Sunday, October 10, 2010

When You are Old I will be Long Gone

One of my favorite things about poetry are the multiple interpretations a well crafted piece can yield. “When You are Old” by W. B. Yeats is one of these well crafted pieces. My post on the poem being a Carpe Diem, or seize the dame, poem didn’t seem to be very popular, and indeed it may be way off base, but it is fun to support an alternative reading with textual evidence. For instance, this isn’t a poem of an old couple looking back, but of a young man trying to win a lady and saying he is the only one who will stick around and love her for who SHE is. But as of the time the poem is written, he doesn’t know who she is, which makes the claim seem silly. “Pilgrim soul,” as I observed in reading everyone’s posts, is open to a variety of interpretation. Does she wander from man to man? Is she religious? Is she chaste? It seems to be open to the reader’s view.

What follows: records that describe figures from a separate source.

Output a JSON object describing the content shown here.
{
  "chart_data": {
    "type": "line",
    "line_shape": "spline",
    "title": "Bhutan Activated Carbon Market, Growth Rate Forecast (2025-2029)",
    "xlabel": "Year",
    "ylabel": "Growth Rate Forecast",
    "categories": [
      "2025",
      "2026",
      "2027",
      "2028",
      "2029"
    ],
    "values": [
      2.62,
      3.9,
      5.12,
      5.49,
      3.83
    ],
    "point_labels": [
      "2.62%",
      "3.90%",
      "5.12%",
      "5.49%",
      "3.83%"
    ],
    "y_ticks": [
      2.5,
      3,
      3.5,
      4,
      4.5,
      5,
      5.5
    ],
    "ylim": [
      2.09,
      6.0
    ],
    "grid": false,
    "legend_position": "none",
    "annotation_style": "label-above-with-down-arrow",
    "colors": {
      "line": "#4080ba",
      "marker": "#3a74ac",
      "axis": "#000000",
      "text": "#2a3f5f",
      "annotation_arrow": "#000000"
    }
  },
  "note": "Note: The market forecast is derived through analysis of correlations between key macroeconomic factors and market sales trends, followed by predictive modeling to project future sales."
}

The poem also never speaks of marriage, which is normal in a carpe diem poem. The speaker isn’t looking for commitment, but for passion. And who equates love with bars, no matter how glowing they are? It sounds more like prison, but at the same time the language is romantic which allows the speaker to dazzle his dame while he tells her the truth, which would be that he will flee: “how love fled / And paced upon the mountains overhead / And hid his face amid a crowd of stars,” (10-12). Whose love fled? Not hers, because he is the one hiding his face amidst all her other admirers.

Again, I may be way off base on this poem, but I think it will make for a fun, arguable explication. I have found the piece for my final paper. If I can pull it off, I will post it for my week 8 blog.